The problem deals with common factors of two words. It serves as a basis to compare texts and extends to applications such as bio-sequence alignment or plagiarism detection.

Let $\LCF(x,y)$ denote the maximal length of factors that appear in two given words $x$ and $y$ drawn from the alphabet $A$. A straightforward solution to compute it is to build the common Suffix tree of $x$ and $y$. Nodes are prefixes of their suffixes. A deepest node whose subtree contains both suffixes of $x$ and suffixes of $y$ gives the answer, its depth. This can also be done with the Suffix tree of $x\endmarker y$, where $\endmarker$ is a letter that does not appear in $x$ nor in $y$.

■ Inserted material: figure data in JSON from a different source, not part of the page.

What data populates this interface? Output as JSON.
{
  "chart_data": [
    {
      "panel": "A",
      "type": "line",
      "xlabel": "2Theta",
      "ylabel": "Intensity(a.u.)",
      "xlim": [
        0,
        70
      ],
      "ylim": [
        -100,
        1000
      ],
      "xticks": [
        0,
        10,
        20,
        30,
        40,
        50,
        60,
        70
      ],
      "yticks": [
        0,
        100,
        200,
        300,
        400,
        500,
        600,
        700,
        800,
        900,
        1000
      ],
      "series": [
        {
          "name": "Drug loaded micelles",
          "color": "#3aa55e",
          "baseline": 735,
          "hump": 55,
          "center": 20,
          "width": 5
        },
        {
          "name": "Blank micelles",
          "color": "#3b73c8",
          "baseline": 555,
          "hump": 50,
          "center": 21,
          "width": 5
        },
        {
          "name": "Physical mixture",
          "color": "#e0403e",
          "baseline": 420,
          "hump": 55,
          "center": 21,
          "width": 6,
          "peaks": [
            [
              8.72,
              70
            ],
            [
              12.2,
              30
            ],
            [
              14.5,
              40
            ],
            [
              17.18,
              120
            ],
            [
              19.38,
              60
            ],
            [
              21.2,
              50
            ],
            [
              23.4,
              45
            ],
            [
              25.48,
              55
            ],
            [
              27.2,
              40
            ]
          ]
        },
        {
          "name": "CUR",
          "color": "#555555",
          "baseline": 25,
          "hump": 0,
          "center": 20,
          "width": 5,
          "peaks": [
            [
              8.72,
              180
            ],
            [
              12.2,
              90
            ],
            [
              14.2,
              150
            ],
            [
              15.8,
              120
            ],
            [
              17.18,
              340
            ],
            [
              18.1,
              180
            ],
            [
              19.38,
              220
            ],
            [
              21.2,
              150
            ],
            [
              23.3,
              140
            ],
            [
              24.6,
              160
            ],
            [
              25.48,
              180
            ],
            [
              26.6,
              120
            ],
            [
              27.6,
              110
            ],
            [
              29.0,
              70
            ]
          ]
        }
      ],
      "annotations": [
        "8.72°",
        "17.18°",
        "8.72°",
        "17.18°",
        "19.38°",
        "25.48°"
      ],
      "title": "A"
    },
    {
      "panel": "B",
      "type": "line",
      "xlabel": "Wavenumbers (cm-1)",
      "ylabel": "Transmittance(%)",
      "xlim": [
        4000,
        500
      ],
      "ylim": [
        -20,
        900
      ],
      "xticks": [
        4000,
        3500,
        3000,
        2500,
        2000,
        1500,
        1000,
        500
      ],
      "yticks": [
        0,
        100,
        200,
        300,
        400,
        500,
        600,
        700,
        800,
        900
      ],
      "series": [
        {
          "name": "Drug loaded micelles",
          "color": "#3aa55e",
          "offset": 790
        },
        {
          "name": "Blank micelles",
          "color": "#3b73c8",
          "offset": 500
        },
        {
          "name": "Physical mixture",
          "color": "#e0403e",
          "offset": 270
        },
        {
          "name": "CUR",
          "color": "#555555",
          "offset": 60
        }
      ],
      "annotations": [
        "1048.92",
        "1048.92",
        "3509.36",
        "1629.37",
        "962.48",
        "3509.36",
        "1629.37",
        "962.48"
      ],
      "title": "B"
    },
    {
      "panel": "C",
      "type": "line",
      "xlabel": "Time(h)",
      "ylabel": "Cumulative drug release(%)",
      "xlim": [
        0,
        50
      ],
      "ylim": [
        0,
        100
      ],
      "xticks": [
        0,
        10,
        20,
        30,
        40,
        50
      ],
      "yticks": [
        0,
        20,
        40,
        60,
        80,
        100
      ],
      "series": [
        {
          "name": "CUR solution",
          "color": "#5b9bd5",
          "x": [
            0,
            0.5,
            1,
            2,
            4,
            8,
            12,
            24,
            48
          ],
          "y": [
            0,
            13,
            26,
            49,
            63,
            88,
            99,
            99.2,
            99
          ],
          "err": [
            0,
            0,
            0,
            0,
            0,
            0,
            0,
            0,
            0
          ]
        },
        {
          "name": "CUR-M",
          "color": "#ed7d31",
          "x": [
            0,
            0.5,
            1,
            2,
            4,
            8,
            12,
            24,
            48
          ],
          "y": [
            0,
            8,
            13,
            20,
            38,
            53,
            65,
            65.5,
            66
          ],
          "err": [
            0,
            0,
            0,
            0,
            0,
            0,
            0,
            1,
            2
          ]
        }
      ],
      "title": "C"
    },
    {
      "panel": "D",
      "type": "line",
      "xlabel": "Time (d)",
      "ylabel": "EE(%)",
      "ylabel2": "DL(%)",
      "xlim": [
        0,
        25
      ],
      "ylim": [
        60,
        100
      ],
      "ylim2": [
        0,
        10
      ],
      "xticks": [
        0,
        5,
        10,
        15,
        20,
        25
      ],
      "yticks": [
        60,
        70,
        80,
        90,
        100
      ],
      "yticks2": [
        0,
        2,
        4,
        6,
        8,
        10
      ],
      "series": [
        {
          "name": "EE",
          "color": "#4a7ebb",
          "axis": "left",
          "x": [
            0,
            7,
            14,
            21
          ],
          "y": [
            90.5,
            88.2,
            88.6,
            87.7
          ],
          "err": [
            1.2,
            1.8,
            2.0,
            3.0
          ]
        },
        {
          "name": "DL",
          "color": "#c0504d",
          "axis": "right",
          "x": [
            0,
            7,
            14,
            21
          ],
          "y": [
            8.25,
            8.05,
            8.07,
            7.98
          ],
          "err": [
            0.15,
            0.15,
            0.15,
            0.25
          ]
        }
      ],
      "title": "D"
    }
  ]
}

The time to compute the tree is $O(|xy|\log|A|)$, or $O(|xy|)$ on linearly sortable alphabets (see Problem 47), and the required space is $O(|xy|)$.

The goal of the problem is to reduce the size of the data structure to that of only one word, contrary to the above solution.

Design an algorithm to compute $\LCF(x,y)$ using the Suffix automaton (or the Suffix tree) of only one word. Analyse the time and space complexity of the whole computation.
Use the indexing structure as a search machine.